Member of the Mississippi State Senate from the 26th district
- In office January 1928 – January 1932
- Preceded by: S. E. Turner
- Succeeded by: J. M. Grantham

Member of the Mississippi House of Representatives from the Montgomery County district
- In office January 1920 – January 1928

Personal details
- Born: December 10, 1876 near Coffeeville, Mississippi, U.S.
- Died: January 21, 1940 (aged 63) Sweatman, Mississippi, U.S.
- Party: Democratic

= Jesse A. Adams =

Former American politician

Jesse Austin Adams (December 10, 1876 – January 21, 1940) was an American piano tuner, teacher and Democratic politician. He served in the Mississippi State Senate from 1928 to 1932 and in the Mississippi House of Representatives from 1920 to 1922 and from 1924 to 1926. He was blind.

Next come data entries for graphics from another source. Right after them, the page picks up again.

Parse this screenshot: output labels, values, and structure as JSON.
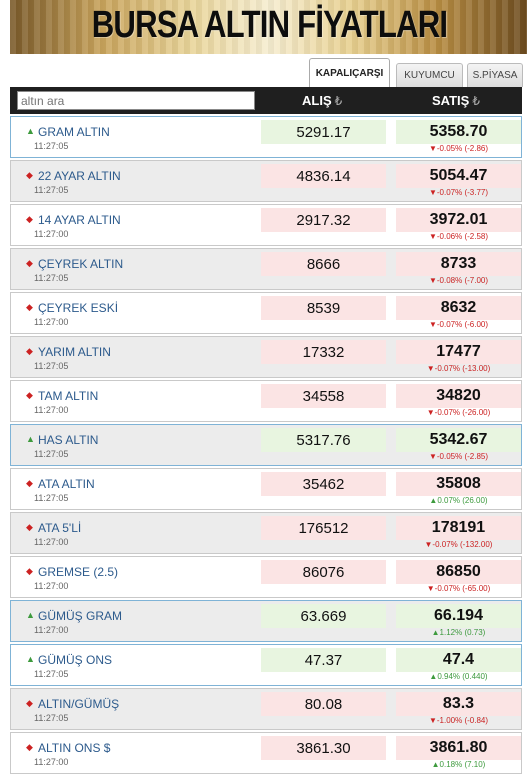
{
  "banner": {
    "title": "BURSA ALTIN FİYATLARI"
  },
  "tabs": [
    {
      "label": "KAPALIÇARŞI",
      "active": true
    },
    {
      "label": "KUYUMCU",
      "active": false
    },
    {
      "label": "S.PİYASA",
      "active": false
    }
  ],
  "header": {
    "search_placeholder": "altın ara",
    "buy_label": "ALIŞ",
    "sell_label": "SATIŞ",
    "currency_symbol": "₺"
  },
  "colors": {
    "up": "#3d9a3d",
    "down": "#cc2222",
    "link": "#2c5a8c"
  },
  "rows": [
    {
      "name": "GRAM ALTIN",
      "time": "11:27:05",
      "dir": "up",
      "buy": "5291.17",
      "sell": "5358.70",
      "change": "▼-0.05% (-2.86)",
      "change_dir": "down"
    },
    {
      "name": "22 AYAR ALTIN",
      "time": "11:27:05",
      "dir": "down",
      "buy": "4836.14",
      "sell": "5054.47",
      "change": "▼-0.07% (-3.77)",
      "change_dir": "down"
    },
    {
      "name": "14 AYAR ALTIN",
      "time": "11:27:00",
      "dir": "down",
      "buy": "2917.32",
      "sell": "3972.01",
      "change": "▼-0.06% (-2.58)",
      "change_dir": "down"
    },
    {
      "name": "ÇEYREK ALTIN",
      "time": "11:27:05",
      "dir": "down",
      "buy": "8666",
      "sell": "8733",
      "change": "▼-0.08% (-7.00)",
      "change_dir": "down"
    },
    {
      "name": "ÇEYREK ESKİ",
      "time": "11:27:00",
      "dir": "down",
      "buy": "8539",
      "sell": "8632",
      "change": "▼-0.07% (-6.00)",
      "change_dir": "down"
    },
    {
      "name": "YARIM ALTIN",
      "time": "11:27:05",
      "dir": "down",
      "buy": "17332",
      "sell": "17477",
      "change": "▼-0.07% (-13.00)",
      "change_dir": "down"
    },
    {
      "name": "TAM ALTIN",
      "time": "11:27:00",
      "dir": "down",
      "buy": "34558",
      "sell": "34820",
      "change": "▼-0.07% (-26.00)",
      "change_dir": "down"
    },
    {
      "name": "HAS ALTIN",
      "time": "11:27:05",
      "dir": "up",
      "buy": "5317.76",
      "sell": "5342.67",
      "change": "▼-0.05% (-2.85)",
      "change_dir": "down"
    },
    {
      "name": "ATA ALTIN",
      "time": "11:27:05",
      "dir": "down",
      "buy": "35462",
      "sell": "35808",
      "change": "▲0.07% (26.00)",
      "change_dir": "up"
    },
    {
      "name": "ATA 5'Lİ",
      "time": "11:27:00",
      "dir": "down",
      "buy": "176512",
      "sell": "178191",
      "change": "▼-0.07% (-132.00)",
      "change_dir": "down"
    },
    {
      "name": "GREMSE (2.5)",
      "time": "11:27:00",
      "dir": "down",
      "buy": "86076",
      "sell": "86850",
      "change": "▼-0.07% (-65.00)",
      "change_dir": "down"
    },
    {
      "name": "GÜMÜŞ GRAM",
      "time": "11:27:00",
      "dir": "up",
      "buy": "63.669",
      "sell": "66.194",
      "change": "▲1.12% (0.73)",
      "change_dir": "up"
    },
    {
      "name": "GÜMÜŞ ONS",
      "time": "11:27:05",
      "dir": "up",
      "buy": "47.37",
      "sell": "47.4",
      "change": "▲0.94% (0.440)",
      "change_dir": "up"
    },
    {
      "name": "ALTIN/GÜMÜŞ",
      "time": "11:27:05",
      "dir": "down",
      "buy": "80.08",
      "sell": "83.3",
      "change": "▼-1.00% (-0.84)",
      "change_dir": "down"
    },
    {
      "name": "ALTIN ONS $",
      "time": "11:27:00",
      "dir": "down",
      "buy": "3861.30",
      "sell": "3861.80",
      "change": "▲0.18% (7.10)",
      "change_dir": "up"
    }
  ]
}
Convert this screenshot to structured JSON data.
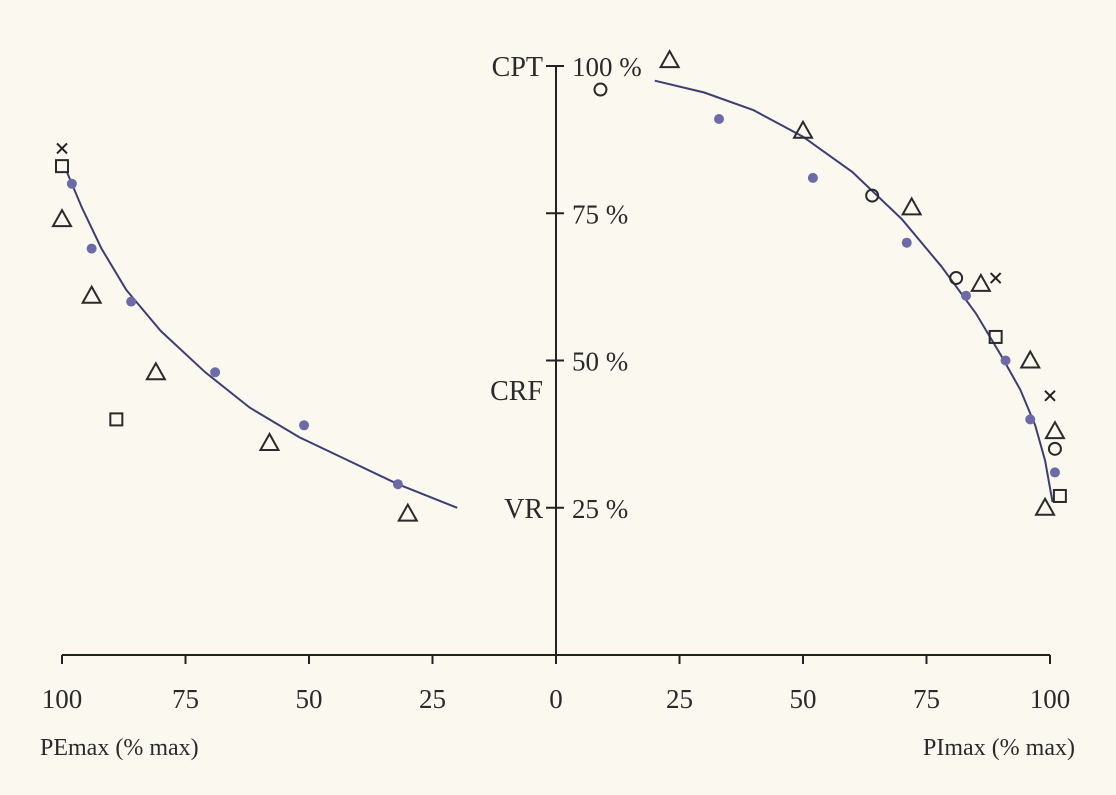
{
  "chart_data": {
    "type": "scatter",
    "axes": {
      "left_x": {
        "label": "PEmax (% max)",
        "ticks": [
          "100",
          "75",
          "50",
          "25"
        ],
        "range": [
          100,
          0
        ],
        "direction": "reversed"
      },
      "right_x": {
        "label": "PImax (% max)",
        "ticks": [
          "0",
          "25",
          "50",
          "75",
          "100"
        ],
        "range": [
          0,
          100
        ]
      },
      "y": {
        "range": [
          0,
          100
        ],
        "ticks": [
          "100 %",
          "75 %",
          "50 %",
          "25 %"
        ],
        "tick_values": [
          100,
          75,
          50,
          25
        ]
      }
    },
    "volume_levels": [
      {
        "label": "CPT",
        "value": 100
      },
      {
        "label": "CRF",
        "value": 45
      },
      {
        "label": "VR",
        "value": 25
      }
    ],
    "series": [
      {
        "marker": "x",
        "pe_points": [
          [
            100,
            86
          ]
        ],
        "pi_points": [
          [
            89,
            64
          ],
          [
            100,
            44
          ]
        ]
      },
      {
        "marker": "square",
        "pe_points": [
          [
            100,
            83
          ],
          [
            89,
            40
          ]
        ],
        "pi_points": [
          [
            89,
            54
          ],
          [
            102,
            27
          ]
        ]
      },
      {
        "marker": "dot",
        "pe_points": [
          [
            98,
            80
          ],
          [
            94,
            69
          ],
          [
            86,
            60
          ],
          [
            69,
            48
          ],
          [
            51,
            39
          ],
          [
            32,
            29
          ]
        ],
        "pi_points": [
          [
            33,
            91
          ],
          [
            52,
            81
          ],
          [
            71,
            70
          ],
          [
            83,
            61
          ],
          [
            91,
            50
          ],
          [
            96,
            40
          ],
          [
            101,
            31
          ]
        ]
      },
      {
        "marker": "triangle",
        "pe_points": [
          [
            100,
            74
          ],
          [
            94,
            61
          ],
          [
            81,
            48
          ],
          [
            58,
            36
          ],
          [
            30,
            24
          ]
        ],
        "pi_points": [
          [
            23,
            101
          ],
          [
            50,
            89
          ],
          [
            72,
            76
          ],
          [
            86,
            63
          ],
          [
            96,
            50
          ],
          [
            101,
            38
          ],
          [
            99,
            25
          ]
        ]
      },
      {
        "marker": "circle",
        "pe_points": [],
        "pi_points": [
          [
            9,
            96
          ],
          [
            64,
            78
          ],
          [
            81,
            64
          ],
          [
            101,
            35
          ]
        ]
      }
    ],
    "fit_curves": {
      "pe": [
        [
          99,
          82
        ],
        [
          96,
          76
        ],
        [
          92,
          69
        ],
        [
          87,
          62
        ],
        [
          80,
          55
        ],
        [
          71,
          48
        ],
        [
          62,
          42
        ],
        [
          52,
          37
        ],
        [
          42,
          33
        ],
        [
          32,
          29
        ],
        [
          20,
          25
        ]
      ],
      "pi": [
        [
          20,
          97.5
        ],
        [
          30,
          95.5
        ],
        [
          40,
          92.5
        ],
        [
          50,
          88
        ],
        [
          60,
          82
        ],
        [
          70,
          74
        ],
        [
          78,
          66
        ],
        [
          85,
          58
        ],
        [
          90,
          51
        ],
        [
          94,
          45
        ],
        [
          97,
          39
        ],
        [
          99,
          33
        ],
        [
          100.5,
          26
        ]
      ]
    },
    "colors": {
      "background": "#fbf8f0",
      "axis": "#222222",
      "curve": "#3e3d72",
      "open_marker": "#2a2a2a",
      "dot_marker": "#6d6aa8",
      "x_marker": "#222222"
    }
  }
}
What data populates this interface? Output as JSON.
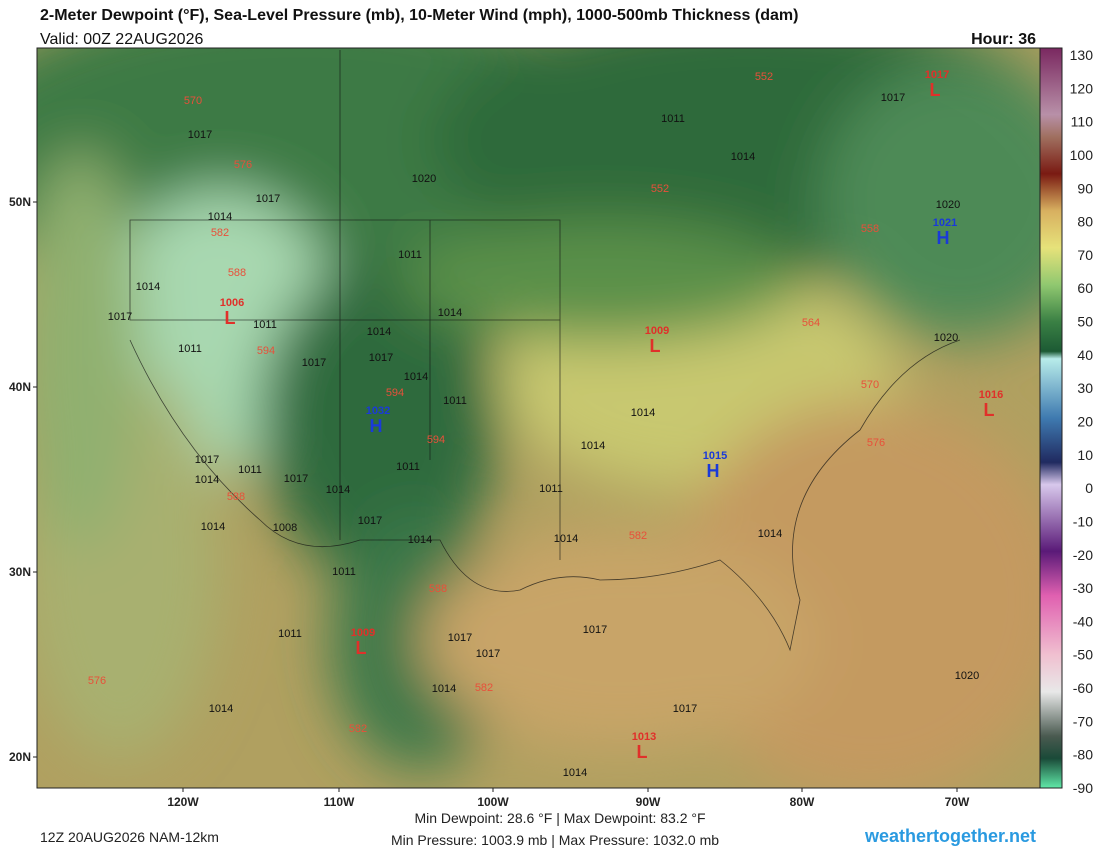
{
  "header": {
    "title": "2-Meter Dewpoint (°F), Sea-Level Pressure (mb), 10-Meter Wind (mph), 1000-500mb Thickness (dam)",
    "valid": "Valid: 00Z 22AUG2026",
    "hour": "Hour: 36"
  },
  "map": {
    "lat_labels": [
      "50N",
      "40N",
      "30N",
      "20N"
    ],
    "lon_labels": [
      "120W",
      "110W",
      "100W",
      "90W",
      "80W",
      "70W"
    ],
    "pressure_centers": [
      {
        "letter": "L",
        "value": "1017"
      },
      {
        "letter": "H",
        "value": "1021"
      },
      {
        "letter": "L",
        "value": "1016"
      },
      {
        "letter": "L",
        "value": "1009"
      },
      {
        "letter": "H",
        "value": "1015"
      },
      {
        "letter": "H",
        "value": "1032"
      },
      {
        "letter": "L",
        "value": "1006"
      },
      {
        "letter": "L",
        "value": "1009"
      },
      {
        "letter": "L",
        "value": "1013"
      }
    ],
    "isobar_labels": [
      "1017",
      "1017",
      "1014",
      "1011",
      "1017",
      "1020",
      "1011",
      "1011",
      "1014",
      "1017",
      "1014",
      "1017",
      "1011",
      "1014",
      "1014",
      "1017",
      "1011",
      "1014",
      "1017",
      "1011",
      "1014",
      "1014",
      "1017",
      "1014",
      "1011",
      "1014",
      "1014",
      "1014",
      "1014",
      "1008",
      "1017",
      "1011",
      "1014",
      "1017",
      "1017",
      "1017",
      "1014",
      "1020",
      "1020",
      "1014",
      "1017",
      "1011",
      "1020",
      "1011",
      "1014"
    ],
    "thickness_labels": [
      "570",
      "576",
      "582",
      "588",
      "594",
      "594",
      "594",
      "588",
      "588",
      "582",
      "582",
      "576",
      "582",
      "576",
      "570",
      "564",
      "558",
      "552",
      "552"
    ]
  },
  "colorbar": {
    "ticks": [
      130,
      120,
      110,
      100,
      90,
      80,
      70,
      60,
      50,
      40,
      30,
      20,
      10,
      0,
      -10,
      -20,
      -30,
      -40,
      -50,
      -60,
      -70,
      -80,
      -90
    ]
  },
  "footer": {
    "run": "12Z 20AUG2026 NAM-12km",
    "dewpoint": "Min Dewpoint:  28.6 °F | Max Dewpoint:  83.2 °F",
    "pressure": "Min Pressure: 1003.9 mb | Max Pressure: 1032.0 mb",
    "site": "weathertogether.net"
  }
}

== Early life and career ==
Jesse Austin Adams was born on December 10, 1876, near Coffeeville, Mississippi. He was the son of James Allison Adams and Kate Beulah (Gore) Adams. Through his mother, Jesse Adams was a cousin of Oklahoma senator Thomas Gore. At the age of ten months, Adams lost his sight from spinal meningitis; he remained blind for the rest of his life. Adams attended public schools until the age of twelve. He then attended the Institute for the Blind in Jackson, Mississippi. Finally, Adams attended a high school in Walthall, Mississippi. In 1905, Adams began teaching music in McCarley, Mississippi. In November 1912, Adams started teaching all subjects at a school four miles north of McCarley. By 1920, Adams lived in the unincorporated community of Sweatman, Montgomery County Mississippi. By 1928, Adams was a farmer and piano tuner by occupation.

== Political career ==
In 1919, Adams was elected to represent Montgomery County, Mississippi, as a Democrat in the Mississippi House of Representatives from 1920 to 1924. In 1923, Adams was re-elected, and served from 1924 to 1928. In 1927, Adams was then elected to represent the 26th District in the Mississippi State Senate and served from 1928 to 1932. During his Senate term, Adams served on several committees including: Banks & Banking; Humane & Benevolent; Local & Private Legislation; Municipalities; and Railroads & Finances. From 1928 to 1938, Adams was the executive secretary of the Mississippi Commission for the Blind. By the time of his death, he then became a field worker for the Mississippi department of public welfare.

== Personal life and death ==
Adams was a member of the Christian Church. He married Appie Ray in Bellefontaine, Mississippi, on August 2, 1908. They had two daughters. Adams died of a heart attack on the morning of January 21, 1940, at his home in Sweatman, Mississippi.